Jeffory L. Shook, 31, believed to have committed as many as 40 thefts of vehicles and other property since December, put up the fight at 1:12 a.m. before being arrested by Yuba City police and Placer County sheriff's officers.
Shook, of Lincoln, had reportedly vowed that he would not be taken alive by law enforcement officials.
"This was a very dangerous individual, and he was a prolific thief," said Placer County Sheriff's Lt. George Malim.
California Highway Patrol Officer Kelly Baraga called Shook "a menace and a real thorn in our side."
During his escape attempt from a motel parking lot, he used a stolen truck to try to run over a policeman, who fired a shot and wounded him in the left arm, said Yuba City Police Lt. Bill Ollar.
Shook was in surgery Wednesday afternoon at UC Davis Medical Center in Sacramento. He is under a 24-hour guard by sheriff's deputies, Malim said.
Malim said Shook was wanted on three separate arrest warrants totaling $410,000. All of the warrants involved vehicle thefts.

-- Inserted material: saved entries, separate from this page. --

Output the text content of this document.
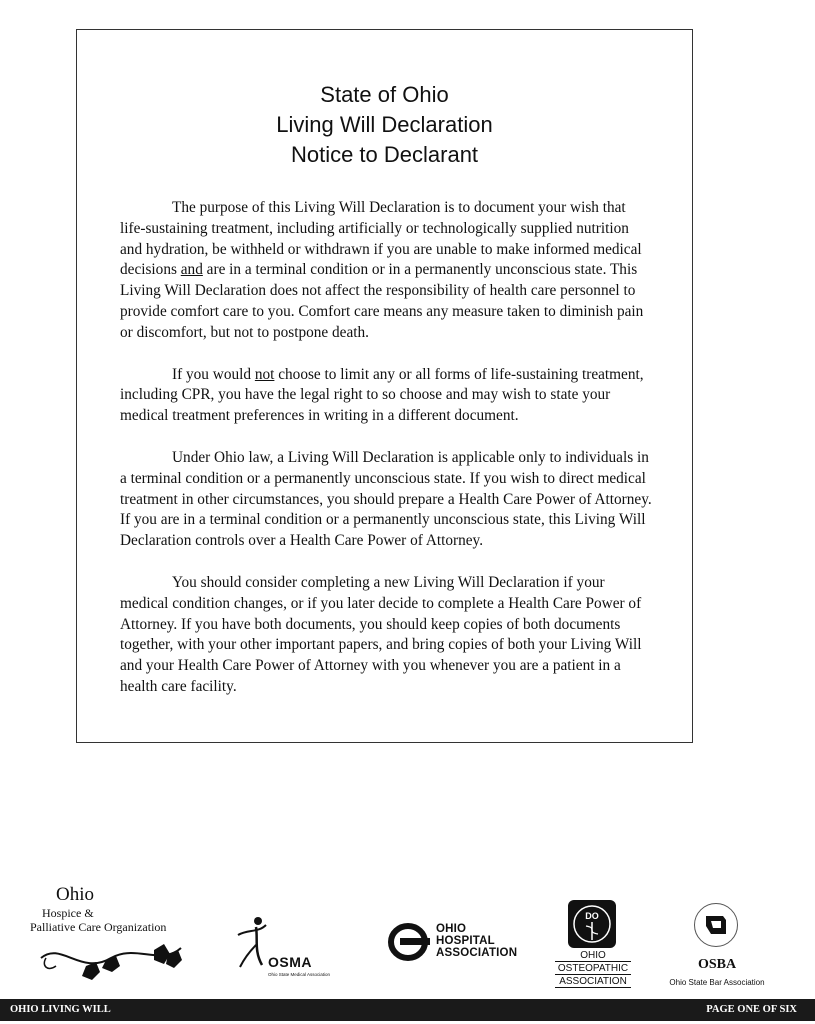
State of Ohio
Living Will Declaration
Notice to Declarant

The purpose of this Living Will Declaration is to document your wish that life-sustaining treatment, including artificially or technologically supplied nutrition and hydration, be withheld or withdrawn if you are unable to make informed medical decisions and are in a terminal condition or in a permanently unconscious state. This Living Will Declaration does not affect the responsibility of health care personnel to provide comfort care to you. Comfort care means any measure taken to diminish pain or discomfort, but not to postpone death.

If you would not choose to limit any or all forms of life-sustaining treatment, including CPR, you have the legal right to so choose and may wish to state your medical treatment preferences in writing in a different document.

Under Ohio law, a Living Will Declaration is applicable only to individuals in a terminal condition or a permanently unconscious state. If you wish to direct medical treatment in other circumstances, you should prepare a Health Care Power of Attorney. If you are in a terminal condition or a permanently unconscious state, this Living Will Declaration controls over a Health Care Power of Attorney.

You should consider completing a new Living Will Declaration if your medical condition changes, or if you later decide to complete a Health Care Power of Attorney. If you have both documents, you should keep copies of both documents together, with your other important papers, and bring copies of both your Living Will and your Health Care Power of Attorney with you whenever you are a patient in a health care facility.

Ohio
Hospice &
Palliative Care Organization
OSMA
Ohio State Medical Association
OHIO
HOSPITAL
ASSOCIATION
DO
OHIO
OSTEOPATHIC
ASSOCIATION
OSBA
Ohio State Bar Association
OHIO LIVING WILL	PAGE ONE OF SIX
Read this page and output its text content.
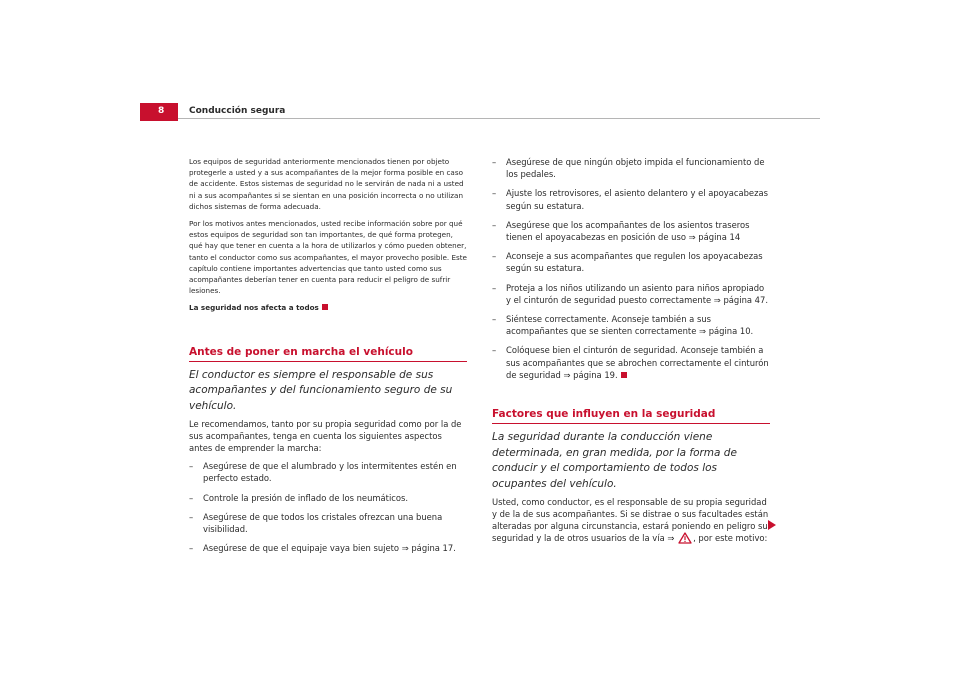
8	Conducción segura

Los equipos de seguridad anteriormente mencionados tienen por objeto protegerle a usted y a sus acompañantes de la mejor forma posible en caso de accidente. Estos sistemas de seguridad no le servirán de nada ni a usted ni a sus acompañantes si se sientan en una posición incorrecta o no utilizan dichos sistemas de forma adecuada.

Por los motivos antes mencionados, usted recibe información sobre por qué estos equipos de seguridad son tan importantes, de qué forma protegen, qué hay que tener en cuenta a la hora de utilizarlos y cómo pueden obtener, tanto el conductor como sus acompañantes, el mayor provecho posible. Este capítulo contiene importantes advertencias que tanto usted como sus acompañantes deberían tener en cuenta para reducir el peligro de sufrir lesiones.

La seguridad nos afecta a todos

Antes de poner en marcha el vehículo

El conductor es siempre el responsable de sus acompañantes y del funcionamiento seguro de su vehículo.

Le recomendamos, tanto por su propia seguridad como por la de sus acompañantes, tenga en cuenta los siguientes aspectos antes de emprender la marcha:

– Asegúrese de que el alumbrado y los intermitentes estén en perfecto estado.
– Controle la presión de inflado de los neumáticos.
– Asegúrese de que todos los cristales ofrezcan una buena visibilidad.
– Asegúrese de que el equipaje vaya bien sujeto ⇒ página 17.
– Asegúrese de que ningún objeto impida el funcionamiento de los pedales.
– Ajuste los retrovisores, el asiento delantero y el apoyacabezas según su estatura.
– Asegúrese que los acompañantes de los asientos traseros tienen el apoyacabezas en posición de uso ⇒ página 14
– Aconseje a sus acompañantes que regulen los apoyacabezas según su estatura.
– Proteja a los niños utilizando un asiento para niños apropiado y el cinturón de seguridad puesto correctamente ⇒ página 47.
– Siéntese correctamente. Aconseje también a sus acompañantes que se sienten correctamente ⇒ página 10.
– Colóquese bien el cinturón de seguridad. Aconseje también a sus acompañantes que se abrochen correctamente el cinturón de seguridad ⇒ página 19.
Factores que influyen en la seguridad

La seguridad durante la conducción viene determinada, en gran medida, por la forma de conducir y el comportamiento de todos los ocupantes del vehículo.

Usted, como conductor, es el responsable de su propia seguridad y de la de sus acompañantes. Si se distrae o sus facultades están alteradas por alguna circunstancia, estará poniendo en peligro su seguridad y la de otros usuarios de la vía ⇒ , por este motivo:
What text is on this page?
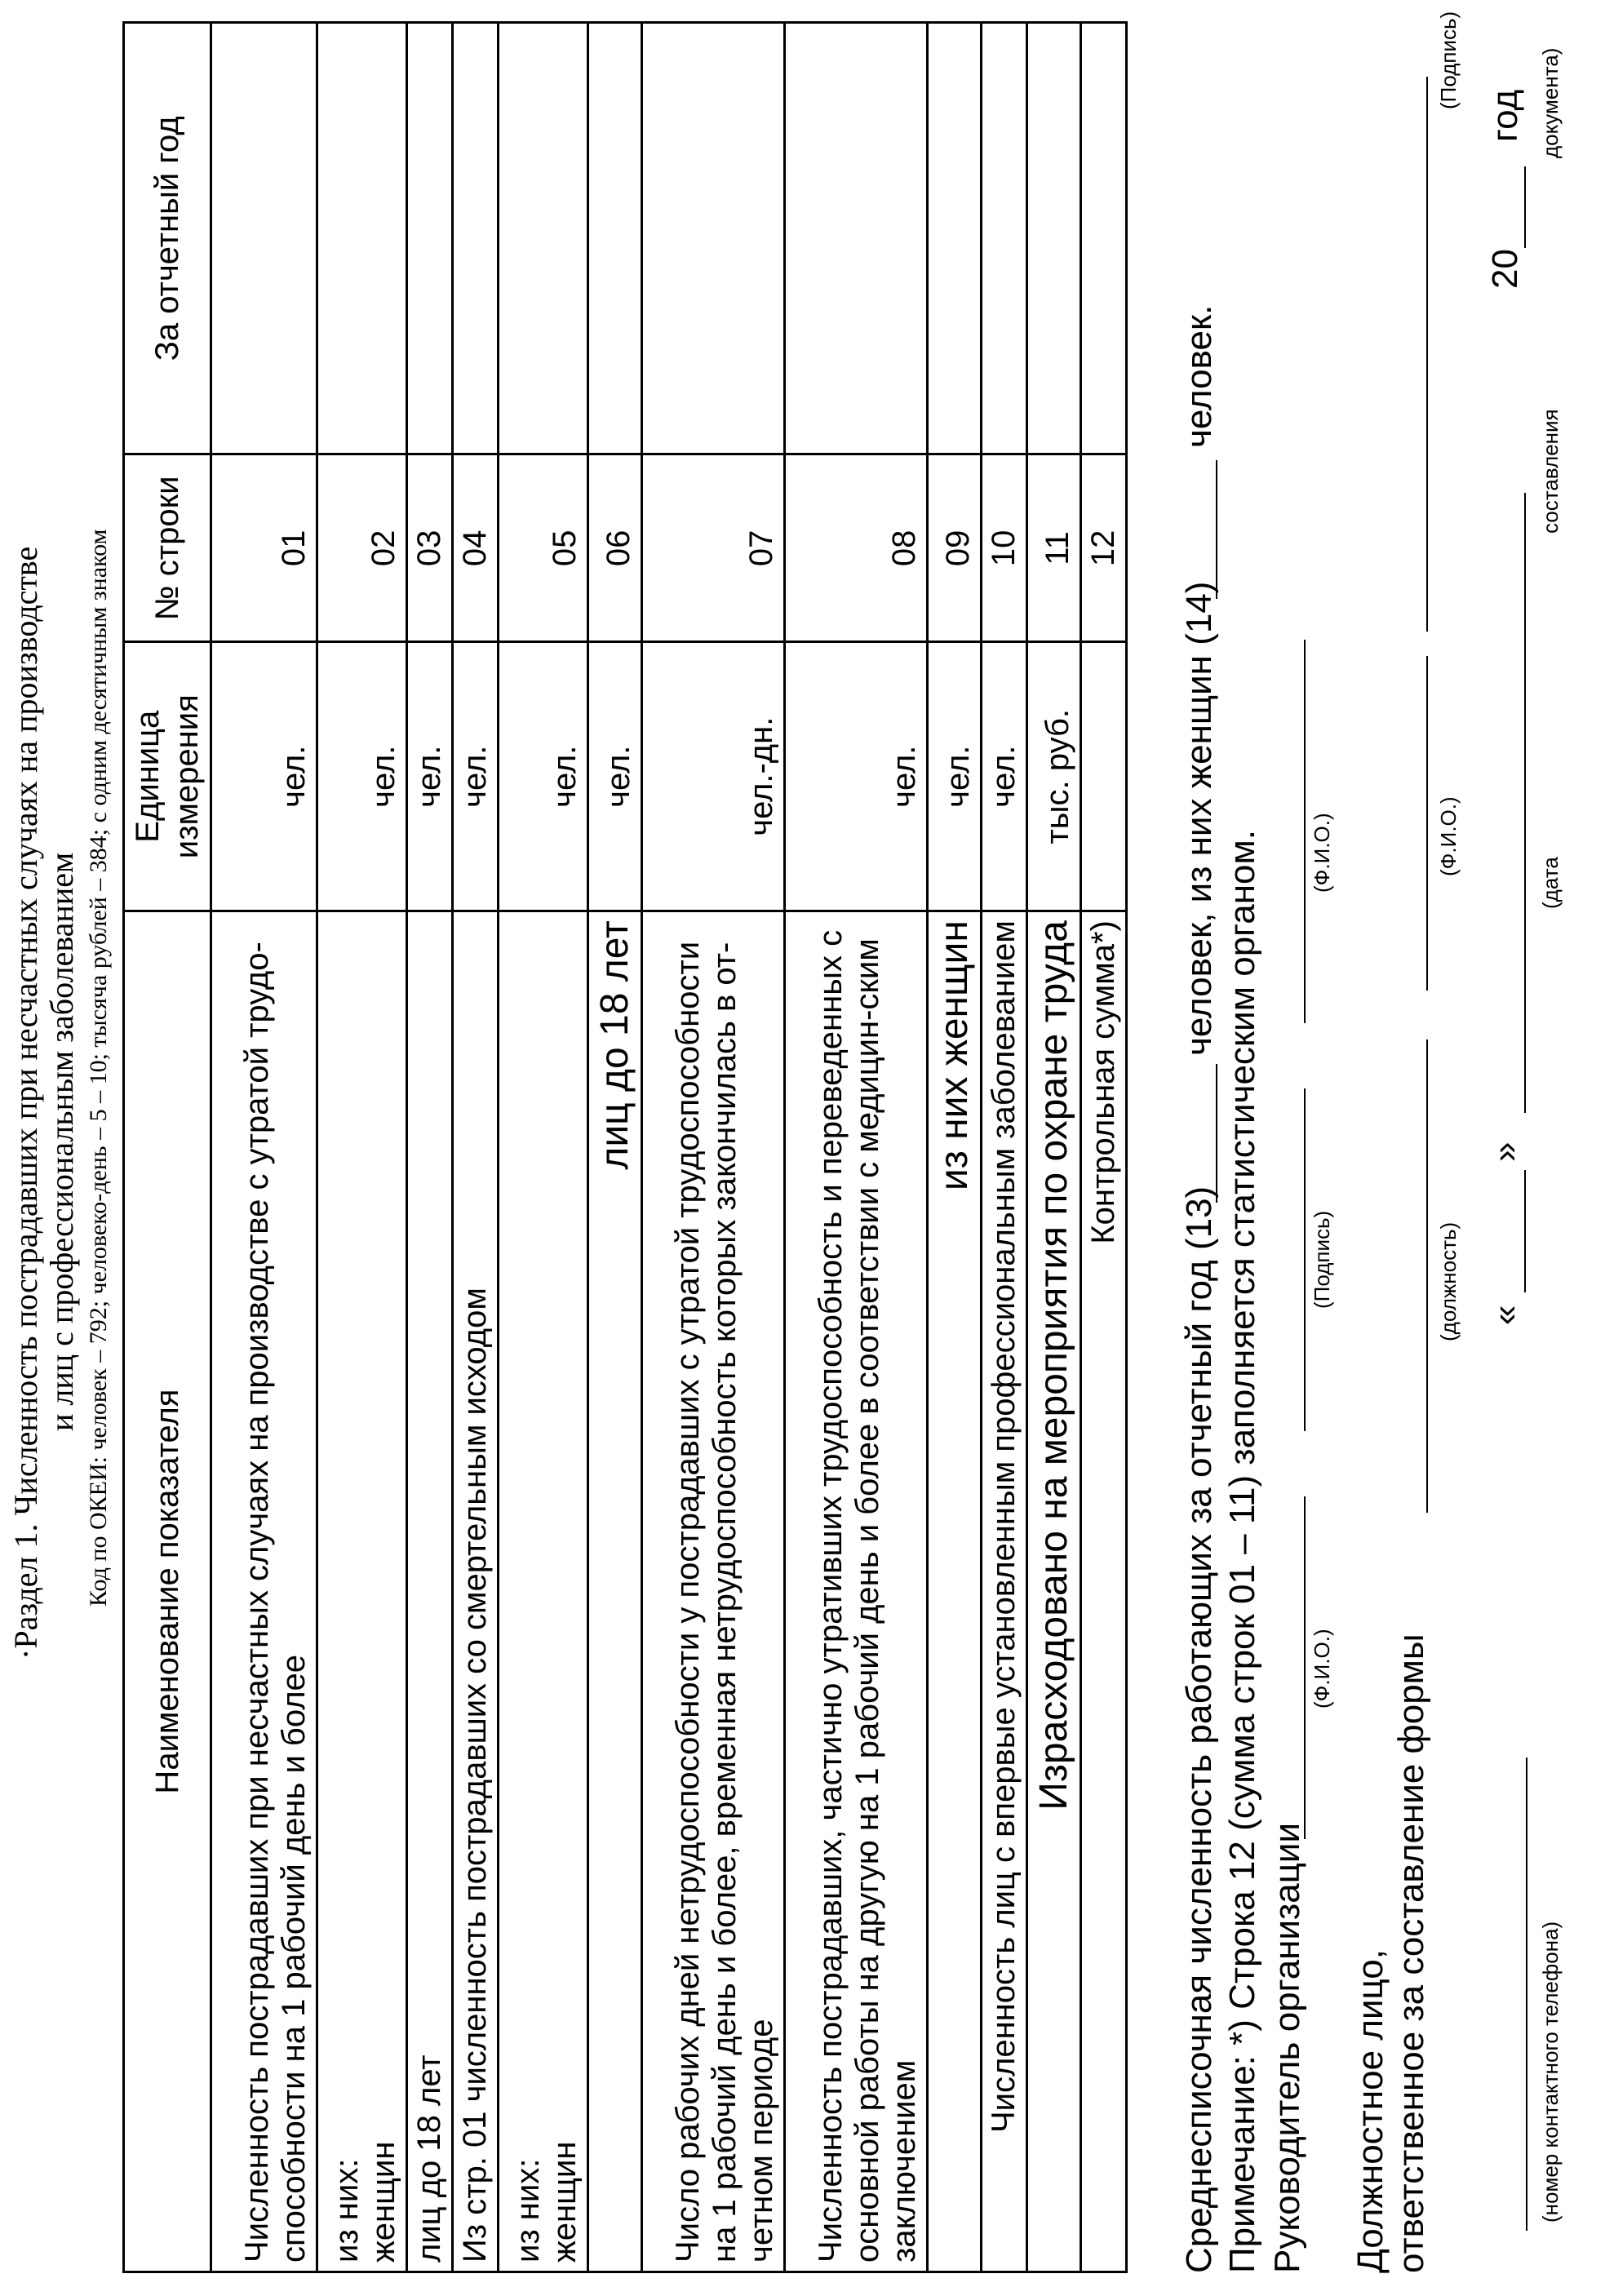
·Раздел 1. Численность пострадавших при несчастных случаях на производстве и лиц с профессиональным заболеванием Код по ОКЕИ: человек – 792; человеко-день – 5 – 10; тысяча рублей – 384; с одним десятичным знаком Наименование показателя	Единица измерения	№ строки	За отчетный год
Численность пострадавших при несчастных случаях на производстве с утратой трудо-способности на 1 рабочий день и более	чел.	01	

из них: женщин	чел.	02	
лиц до 18 лет	чел.	03	
Из стр. 01 численность пострадавших со смертельным исходом	чел.	04	

из них: женщин	чел.	05	
лиц до 18 лет	чел.	06	
Число рабочих дней нетрудоспособности у пострадавших с утратой трудоспособности на 1 рабочий день и более, временная нетрудоспособность которых закончилась в от-четном периоде	чел.-дн.	07	
Численность пострадавших, частично утративших трудоспособность и переведенных с основной работы на другую на 1 рабочий день и более в соответствии с медицин-ским заключением	чел.	08	
из них женщин	чел.	09	
Численность лиц с впервые установленным профессиональным заболеванием	чел.	10	
Израсходовано на мероприятия по охране труда	тыс. руб.	11	
Контрольная сумма*)		12	
Среднесписочная численность работающих за отчетный год (13)
человек, из них женщин (14)
человек.
Примечание: *) Строка 12 (сумма строк 01 – 11) заполняется статистическим органом. Руководитель организации
(Ф.И.О.)
(Подпись)
(Ф.И.О.)
Должностное лицо, ответственное за составление формы
(должность)
(Ф.И.О.)
(Подпись)
(номер контактного телефона)
«
»
20
год
(дата
составления
документа)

Yuba City police expect to seek charges of assault with a deadly weapon against Shook for ramming the law enforcement vehicle and for possession of stolen property because he was driving a stolen pickup truck, Ollar said.
Shook had frustrated authorities in Placer County for months by barely eluding capture on three occasions, including one incident in March in which he used a stolen vehicle to break through a fence in a pasture in Lincoln when deputies closed in on him.